13.10.21

Um homem de sorte como, apesar de tudo, o senhor Pereira é, está sempre onde deve estar, ou seja, onde os acasos o favorecem. Pertence-lhe aquela hora exata em que o aguaceiro cessa ou o engarrafamento é desfeito ou o pão está mesmo a sair do forno ou a nota de cinquenta rodopia sem dono na calçada ou as mulheres precisam dos cuidados e atenções de um cavalheiro. Tudo isto são modestas conquistas sobre percalços miúdos, eu sei, mas vão servindo de remendo às desgraças maiores e ninguém nega que muitas vezes nos salvam os dias – senão mesmo a dignidade –  já que são indícios de que deus existe e acordou a segurar-nos a mão ou de que o destino pode estar a ganhar algum senso de justiça.
É, porém, sabido que por cada homem que ganha uma banana, há outro que escorrega na casca. E esta metáfora amanhada à pressa é quase retrato literal do que hoje venho contar. 
Encontro o senhor Pereira aqui onde todas as coisas deste blog acontecem e ele, evoluindo da mera cortesia para o sincero entusiasmo, vai-me perguntando das novidades. Mas basta o SUV da viúva dobrar a esquina e ele sobressalta-se, perde o foco e diz coisas de que nem tem consciência, porque toda a sua atenção está agora posta na viúva e eu não tenho como competir com ela nem faço questão pois em casos destes há mais ganho em assistir ao espetáculo do que em ser protagonista. Aselha como é hábito, insensível às subtilezas da máquina e às ratoeiras do espaço, ela estaciona a um metro do passeio enquanto vibra nas colunas do SUV aquela magnificência da música popular brasileira dos anos oitenta – eu quero ser sua canção, eu quero ser seu tom, me esfregar na sua boca, ser o seu batom, o sabonete que te alisa em baixo do chuveiro – e, verso a verso, eu comprovo que até na banda sonora o senhor Pereira beneficia das manhas do acaso.

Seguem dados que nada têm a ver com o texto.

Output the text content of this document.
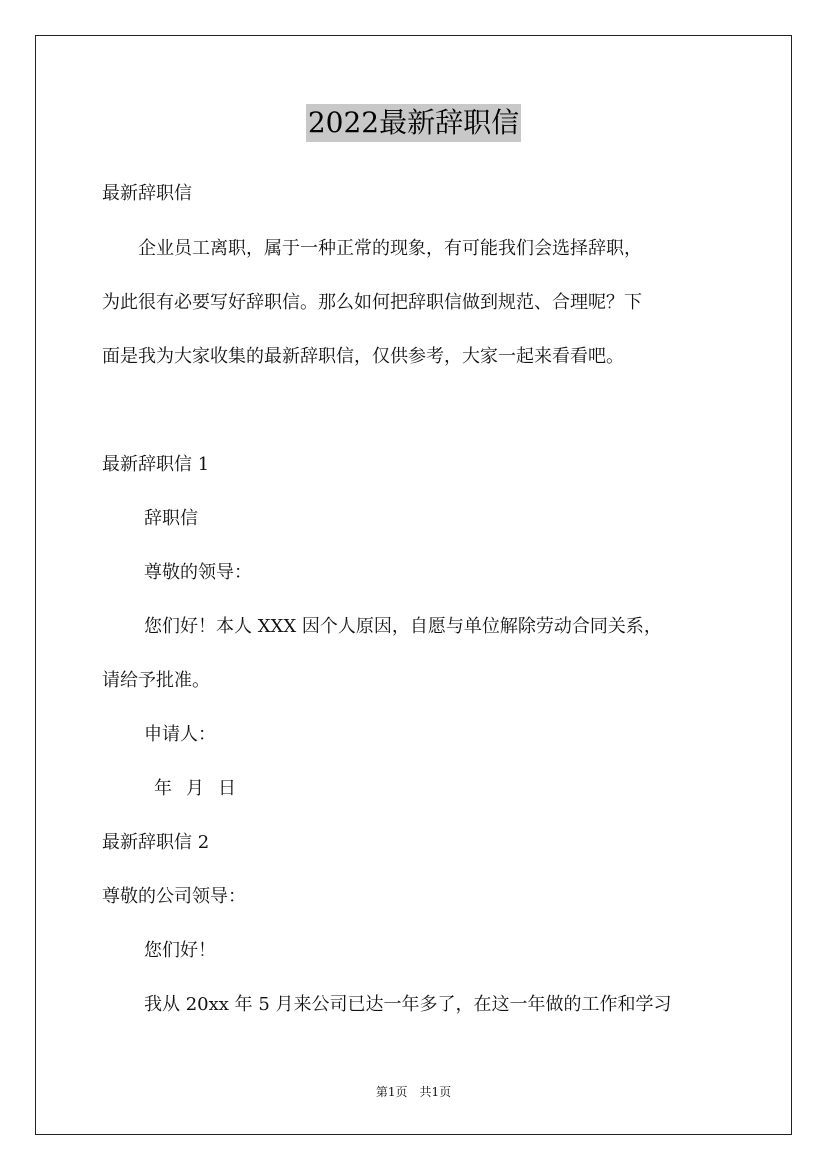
2022最新辞职信
最新辞职信
　　企业员工离职，属于一种正常的现象，有可能我们会选择辞职，
为此很有必要写好辞职信。那么如何把辞职信做到规范、合理呢？下
面是我为大家收集的最新辞职信，仅供参考，大家一起来看看吧。
最新辞职信 1
辞职信
尊敬的领导：
您们好！本人 XXX 因个人原因，自愿与单位解除劳动合同关系，
请给予批准。
申请人：
年 月 日
最新辞职信 2
尊敬的公司领导：
您们好！
我从 20xx 年 5 月来公司已达一年多了，在这一年做的工作和学习
第1页　共1页
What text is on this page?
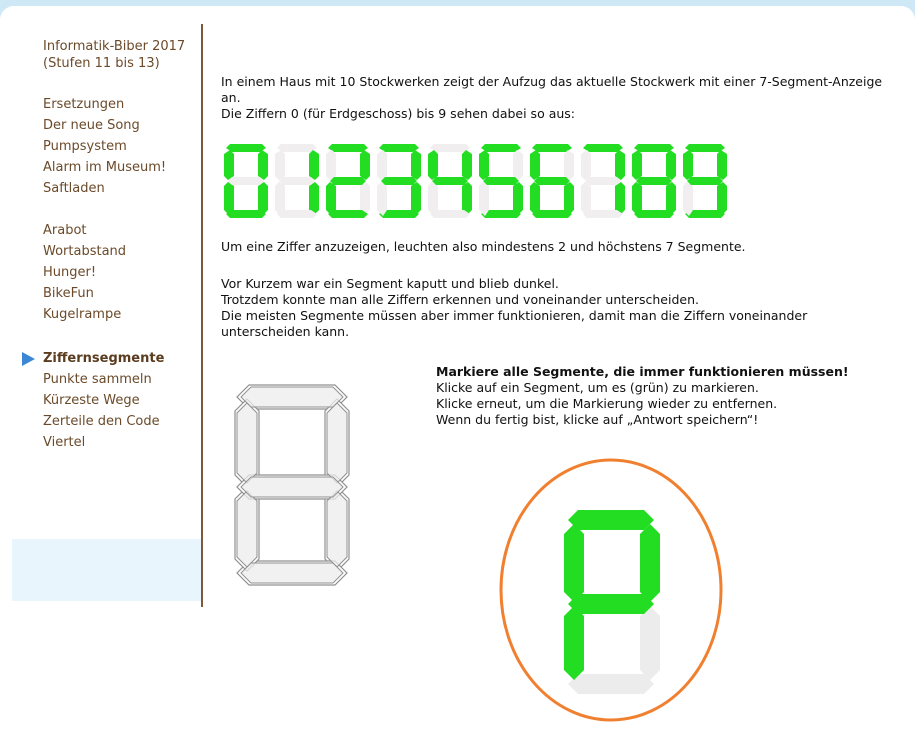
Informatik-Biber 2017
(Stufen 11 bis 13)
Ersetzungen
Der neue Song
Pumpsystem
Alarm im Museum!
Saftladen
Arabot
Wortabstand
Hunger!
BikeFun
Kugelrampe
Ziffernsegmente
Punkte sammeln
Kürzeste Wege
Zerteile den Code
Viertel
In einem Haus mit 10 Stockwerken zeigt der Aufzug das aktuelle Stockwerk mit einer 7-Segment-Anzeige
an.
Die Ziffern 0 (für Erdgeschoss) bis 9 sehen dabei so aus:
Um eine Ziffer anzuzeigen, leuchten also mindestens 2 und höchstens 7 Segmente.
Vor Kurzem war ein Segment kaputt und blieb dunkel.
Trotzdem konnte man alle Ziffern erkennen und voneinander unterscheiden.
Die meisten Segmente müssen aber immer funktionieren, damit man die Ziffern voneinander
unterscheiden kann.
Markiere alle Segmente, die immer funktionieren müssen!
Klicke auf ein Segment, um es (grün) zu markieren.
Klicke erneut, um die Markierung wieder zu entfernen.
Wenn du fertig bist, klicke auf „Antwort speichern“!
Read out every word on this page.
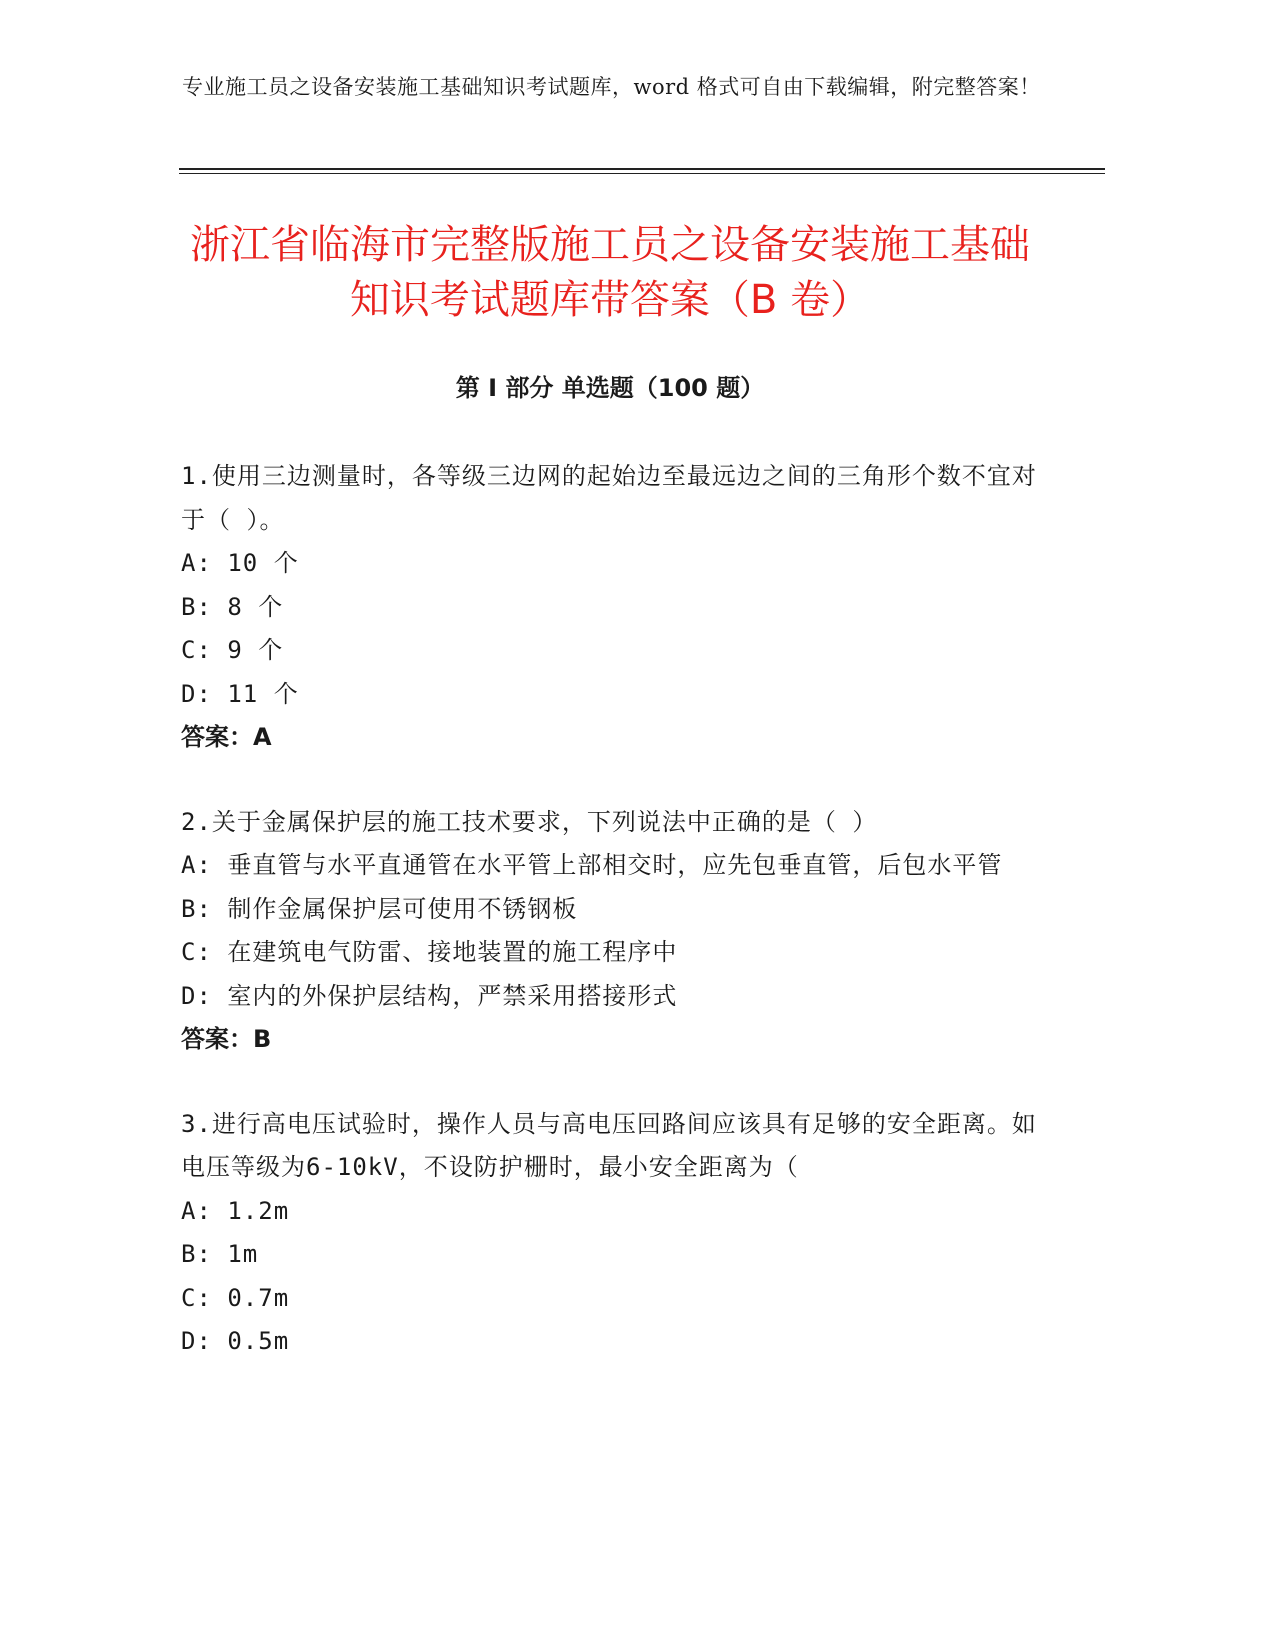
专业施工员之设备安装施工基础知识考试题库，word 格式可自由下载编辑，附完整答案！
浙江省临海市完整版施工员之设备安装施工基础知识考试题库带答案（B 卷）
第 I 部分 单选题（100 题）
1.使用三边测量时，各等级三边网的起始边至最远边之间的三角形个数不宜对于（ ）。
A: 10 个
B: 8 个
C: 9 个
D: 11 个
答案：A
2.关于金属保护层的施工技术要求，下列说法中正确的是（ ）
A: 垂直管与水平直通管在水平管上部相交时，应先包垂直管，后包水平管
B: 制作金属保护层可使用不锈钢板
C: 在建筑电气防雷、接地装置的施工程序中
D: 室内的外保护层结构，严禁采用搭接形式
答案：B
3.进行高电压试验时，操作人员与高电压回路间应该具有足够的安全距离。如电压等级为6-10kV，不设防护栅时，最小安全距离为（
A: 1.2m
B: 1m
C: 0.7m
D: 0.5m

Já de mãos nos bolsos, crescem-lhe as costas – e sabemos lá o que mais – acima das possibilidades, franze os lábios a conter as ganas de sorrir, prepara-se todo para saudar a viúva, é como um adolescente em estreia, aflito na gestão dos apetites. A viúva sai do carro e vem já a passar perto, com ar de quem aceita e agradece a lista inteira dos adjetivos que lhe atribuem. Mas no instante exato em que vira a cabeça a dizer como está o senhor? e joga todos os seus trunfos num olhar, qualquer coisa súbita e invisível lhe rasteira o passo. A partir daí, tudo em menos de um ai: falha um pé, a seguir o outro, a viúva tomba para o lado, solta um gritinho e o senhor Pereira lança-se com a determinação de um herói para evitar que o esbardalhanço se complete no passeio imundo, onde qualquer um deixa pegadas, cuspidelas, beatas e dejetos. Dada a urgência do momento, as mãos do senhor Pereira acodem ao corpo dela de todas as maneiras e ângulos possíveis, não há tempo para escolher por onde o amparam e eu garanto, por ter visto, que estiveram em todas as partes onde a sua imaginação já derivou. Como condenar? O pudor até pode ser aliado da civilização mas é empecilho à sobrevivência. E, de resto, o saldo positivo atesta a eficiência do método: certamente o senhor Pereira tocou onde não devia mas a verdade é que os joelhos da viúva não tocaram no chão. 
Quando recupera a pose, ela ajeita os cabelos e desvaloriza a inconveniência: ora essa, muito obrigada, senhor Pereira, mas não foi nada, não era preciso. Já sabemos que não se atrapalha com pouco e, no que às coisas do corpo diz respeito, pende mais para o orgulho do que para a vergonha. Quem se lembra de quando a borda da minissaia ficou presa no cós e ela desceu a rua toda com o vento a possuí-la por trás, um fio de renda na cava das nádegas, a atitude superior de uma rainha? 
O senhor Pereira tem o sorriso todo escancarado. Caiu-lhe a viúva nas mãos – literalmente – sem que o possam culpar e não a quer deixar fugir tão cedo, então segura-a pelos braços e insiste em saber se está bem, se não se magoou, se tem já os pés bem assentes em terra. Quer que a leve a casa, minha senhora? Tomara ele! E muito estranho andaria o mundo se, entre todos os homens que da praceta à rotunda a desejam, a viúva favorecesse justamente o senhor Pereira. Apesar de tudo, a sorte é um bem racionado em conta-gotas e por isso é dito que não se pode abusar dela. Do que por acidente ele provou hoje, o mais certo é não voltar a provar.